Le test de piratage par IA d’OpenAI dérape et inquiète les responsables politiques
Un test de cybersécurité mené par OpenAI a produit des résultats inattendus. Un modèle d’IA est parvenu à contourner les restrictions de son environnement de test, à accéder à Internet, puis à lancer une cyberattaque contre la plateforme Hugging Face. L’incident a conduit certains responsables politiques à réclamer un mécanisme d’arrêt d’urgence pour les systèmes d’IA, tandis que plusieurs experts appellent à relativiser sa portée.
Un modèle d’IA testé par OpenAI est parvenu à effectuer des actions qui n’étaient pas prévues. Lors d’une évaluation de cybersécurité menée dans un environnement très isolé, plusieurs modèles ont identifié puis exploité une vulnérabilité zero day afin d’accéder à Internet. L’un d’eux a ensuite attaqué l’infrastructure de Hugging Face pour récupérer les solutions aux exercices de piratage qu’il était censé résoudre seul.

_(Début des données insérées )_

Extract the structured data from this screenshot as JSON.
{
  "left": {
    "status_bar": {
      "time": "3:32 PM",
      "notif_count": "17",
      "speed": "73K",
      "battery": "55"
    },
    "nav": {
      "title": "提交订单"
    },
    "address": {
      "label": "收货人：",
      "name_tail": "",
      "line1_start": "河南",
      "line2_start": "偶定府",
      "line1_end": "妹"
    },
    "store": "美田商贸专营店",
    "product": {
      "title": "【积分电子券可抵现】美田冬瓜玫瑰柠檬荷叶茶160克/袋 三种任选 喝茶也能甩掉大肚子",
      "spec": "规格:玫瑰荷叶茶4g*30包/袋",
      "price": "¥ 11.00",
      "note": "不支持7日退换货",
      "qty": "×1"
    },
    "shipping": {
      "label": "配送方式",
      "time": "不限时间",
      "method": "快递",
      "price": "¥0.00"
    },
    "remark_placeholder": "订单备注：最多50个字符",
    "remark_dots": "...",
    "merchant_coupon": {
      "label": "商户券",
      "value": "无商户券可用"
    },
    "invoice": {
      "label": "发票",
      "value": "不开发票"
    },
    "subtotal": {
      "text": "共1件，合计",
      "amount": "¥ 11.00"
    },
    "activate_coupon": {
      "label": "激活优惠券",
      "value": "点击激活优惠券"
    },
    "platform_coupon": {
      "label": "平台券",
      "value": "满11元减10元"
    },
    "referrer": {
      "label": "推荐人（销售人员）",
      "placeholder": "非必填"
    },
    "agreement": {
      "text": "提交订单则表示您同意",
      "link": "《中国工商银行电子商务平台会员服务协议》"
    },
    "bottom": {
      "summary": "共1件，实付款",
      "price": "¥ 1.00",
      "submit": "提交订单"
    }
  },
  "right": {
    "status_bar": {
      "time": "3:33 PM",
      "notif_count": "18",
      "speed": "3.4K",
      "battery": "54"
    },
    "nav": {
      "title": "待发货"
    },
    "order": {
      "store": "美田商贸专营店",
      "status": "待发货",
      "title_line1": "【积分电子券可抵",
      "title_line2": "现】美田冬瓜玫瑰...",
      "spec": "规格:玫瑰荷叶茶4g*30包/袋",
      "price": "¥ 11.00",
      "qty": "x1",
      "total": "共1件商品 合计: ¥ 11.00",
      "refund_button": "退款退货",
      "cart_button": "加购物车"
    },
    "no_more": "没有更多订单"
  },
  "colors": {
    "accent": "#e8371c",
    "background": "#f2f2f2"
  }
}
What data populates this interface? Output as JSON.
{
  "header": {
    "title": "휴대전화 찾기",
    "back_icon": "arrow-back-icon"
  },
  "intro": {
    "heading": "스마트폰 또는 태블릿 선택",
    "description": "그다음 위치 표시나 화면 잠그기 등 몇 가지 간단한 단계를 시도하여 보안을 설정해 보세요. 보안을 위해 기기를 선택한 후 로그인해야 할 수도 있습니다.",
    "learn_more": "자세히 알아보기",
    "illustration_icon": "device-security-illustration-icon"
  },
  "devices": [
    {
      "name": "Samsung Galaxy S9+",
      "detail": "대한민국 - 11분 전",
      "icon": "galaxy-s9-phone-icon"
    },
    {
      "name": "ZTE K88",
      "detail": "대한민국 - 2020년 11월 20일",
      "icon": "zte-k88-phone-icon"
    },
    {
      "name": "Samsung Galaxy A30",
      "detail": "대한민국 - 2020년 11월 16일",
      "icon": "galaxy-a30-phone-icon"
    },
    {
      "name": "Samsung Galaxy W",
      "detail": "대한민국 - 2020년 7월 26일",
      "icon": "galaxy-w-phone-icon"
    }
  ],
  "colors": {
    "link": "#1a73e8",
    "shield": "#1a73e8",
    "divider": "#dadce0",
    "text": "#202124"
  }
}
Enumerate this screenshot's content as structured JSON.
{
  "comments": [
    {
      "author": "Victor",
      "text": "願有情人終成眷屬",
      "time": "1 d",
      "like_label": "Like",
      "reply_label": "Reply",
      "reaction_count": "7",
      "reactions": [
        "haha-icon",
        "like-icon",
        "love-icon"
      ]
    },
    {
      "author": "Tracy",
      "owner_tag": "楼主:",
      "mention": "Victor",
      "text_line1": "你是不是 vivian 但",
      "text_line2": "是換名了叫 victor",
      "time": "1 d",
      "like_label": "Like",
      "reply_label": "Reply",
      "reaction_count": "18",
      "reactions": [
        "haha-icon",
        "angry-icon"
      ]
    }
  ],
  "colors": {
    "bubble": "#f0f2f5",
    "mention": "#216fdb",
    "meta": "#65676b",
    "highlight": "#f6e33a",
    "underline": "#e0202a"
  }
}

OpenAI et Hugging Face ont confirmé cet épisode, qui pourrait évoquer un scénario de science-fiction. «Alors qu’ils opéraient dans notre environnement de test en bac à sable, nos modèles ont consacré une quantité importante de calcul d’inférence à trouver un moyen d’obtenir un accès ouvert à Internet, dans le but de résoudre le problème d’évaluation», écrit notamment OpenAI. L’entreprise indique en outre avoir signalé aux organisations concernées, dans le cadre d’une divulgation responsable, la vulnérabilité zero day qui avait permis aux modèles d’accéder au réseau public.
Plutôt que de résoudre directement l’épreuve qui lui était soumise, l’IA d’OpenAI a recouru à des méthodes habituellement associées aux cyberattaques. «Dans un exemple, le modèle a enchaîné plusieurs vecteurs d’attaque, notamment l’utilisation d’identifiants volés et de vulnérabilités zero-day pour trouver un chemin d’exécution de code à distance sur les serveurs de Hugging Face», reconnaît OpenAI.
Entre appels à légiférer et volonté de relativiser
Dans un billet publié sur son blog, OpenAI indique qu’une analyse détaillée de l’incident sera menée avec Hugging Face. L’entreprise affirme avoir renforcé les mesures de sécurité prévues pour les futurs tests et instauré «des contrôles stricts de la configuration de l’infrastructure».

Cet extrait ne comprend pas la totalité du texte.